Milt rose, tucking the trumpet under one arm. “Time to ship out, Barnes. Travel and adventure! The Boss wants to brief us.”
“The Boss?” Woody hesitated, still trying to get a handle on all this. “You mean —”
“Numero Uno,” Milt corroborated with a bright smile. “But most of the clowns Topside don’t know it. He keeps a very low profile. I said
relax,
Barnes. This is no shit detail. He’s a cool guy, very laid-back. Doesn’t come on or anything like that.”
The walls of Woody’s room began to blur, fade, darkening to the midnight blue of infinity.
“First time I saw him,” Milt remembered, “I thought he was some shlub from California.”
10
The woman taken in adultery,
and other set pieces
Roy was very still beside her. Charity thought he might be asleep. They had to go home soon. Late she could explain; all night was pretty obvious.

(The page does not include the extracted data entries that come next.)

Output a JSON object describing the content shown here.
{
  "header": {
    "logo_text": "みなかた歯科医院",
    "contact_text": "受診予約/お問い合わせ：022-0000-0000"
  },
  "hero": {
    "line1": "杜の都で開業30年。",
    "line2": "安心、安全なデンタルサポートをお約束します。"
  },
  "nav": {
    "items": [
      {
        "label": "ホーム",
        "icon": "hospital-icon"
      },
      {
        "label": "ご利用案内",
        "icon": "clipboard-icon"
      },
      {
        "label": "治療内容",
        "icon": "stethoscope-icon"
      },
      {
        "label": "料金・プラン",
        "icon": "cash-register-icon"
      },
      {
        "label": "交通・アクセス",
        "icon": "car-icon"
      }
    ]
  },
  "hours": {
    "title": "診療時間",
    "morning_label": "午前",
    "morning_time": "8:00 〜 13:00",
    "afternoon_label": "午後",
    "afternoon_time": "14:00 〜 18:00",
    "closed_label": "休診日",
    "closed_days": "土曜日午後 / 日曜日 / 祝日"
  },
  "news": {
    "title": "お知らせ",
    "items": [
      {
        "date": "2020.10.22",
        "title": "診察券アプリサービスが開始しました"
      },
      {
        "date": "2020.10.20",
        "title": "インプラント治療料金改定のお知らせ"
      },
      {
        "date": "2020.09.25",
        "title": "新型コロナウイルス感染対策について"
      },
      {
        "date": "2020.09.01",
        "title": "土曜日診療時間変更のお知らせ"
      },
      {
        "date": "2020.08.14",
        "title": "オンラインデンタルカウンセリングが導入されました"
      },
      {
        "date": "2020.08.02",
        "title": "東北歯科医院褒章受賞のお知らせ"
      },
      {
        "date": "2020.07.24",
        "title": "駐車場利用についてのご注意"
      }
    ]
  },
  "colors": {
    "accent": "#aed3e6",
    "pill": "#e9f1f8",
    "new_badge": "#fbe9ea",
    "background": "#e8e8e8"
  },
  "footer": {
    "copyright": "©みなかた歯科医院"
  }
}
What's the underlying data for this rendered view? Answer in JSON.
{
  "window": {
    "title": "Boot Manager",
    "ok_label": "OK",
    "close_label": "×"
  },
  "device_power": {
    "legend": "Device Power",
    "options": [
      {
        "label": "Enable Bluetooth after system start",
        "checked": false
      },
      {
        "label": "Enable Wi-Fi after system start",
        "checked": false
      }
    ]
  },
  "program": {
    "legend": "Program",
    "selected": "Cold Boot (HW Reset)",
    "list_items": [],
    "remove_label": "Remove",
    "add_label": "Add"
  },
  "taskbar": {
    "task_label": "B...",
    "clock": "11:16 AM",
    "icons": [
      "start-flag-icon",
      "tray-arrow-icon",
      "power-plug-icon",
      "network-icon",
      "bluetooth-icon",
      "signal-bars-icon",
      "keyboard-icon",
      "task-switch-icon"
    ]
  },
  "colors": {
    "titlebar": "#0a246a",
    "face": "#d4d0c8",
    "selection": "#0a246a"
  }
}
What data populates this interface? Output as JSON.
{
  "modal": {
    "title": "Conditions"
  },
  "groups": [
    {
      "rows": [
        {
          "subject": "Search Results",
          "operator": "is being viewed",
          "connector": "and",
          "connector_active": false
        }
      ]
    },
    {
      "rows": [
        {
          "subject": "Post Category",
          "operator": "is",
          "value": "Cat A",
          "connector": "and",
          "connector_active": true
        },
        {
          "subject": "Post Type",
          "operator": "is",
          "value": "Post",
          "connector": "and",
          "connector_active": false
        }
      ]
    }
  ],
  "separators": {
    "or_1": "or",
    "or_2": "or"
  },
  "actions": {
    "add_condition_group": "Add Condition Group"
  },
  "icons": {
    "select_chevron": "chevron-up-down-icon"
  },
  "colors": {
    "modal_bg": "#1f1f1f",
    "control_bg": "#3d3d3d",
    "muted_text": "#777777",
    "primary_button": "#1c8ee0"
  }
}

When Charity sorted out her feelings as a retired virgin, they resolved to disappointment. Nothing specific; she couldn’t make any kind of comparison because she wasn’t that kind of girl. All the same, this was what all the shouting was about? Her expectations had come mostly from a little petting in Roy’s car, mostly from the movies and TV. Reverend Falwell was right: certain things just shouldn’t be brought right into your living room where you might have company or children. Movies went even further, soft lights and softer music with the man and woman photographed from the shoulders up, and you knew what they were doing and that they enjoyed it. Transports of joy — that was the phrase she heard somewhere, except she wasn’t transported at all, just stayed there.
Roy seemed to have some kind of trouble, she couldn’t tell what, but he acted embarrassed even after the lights were out. The whole thing was over in a hurry, just when she was beginning to relax and enjoy it. Afterward he asked if it was special for her. She said yes.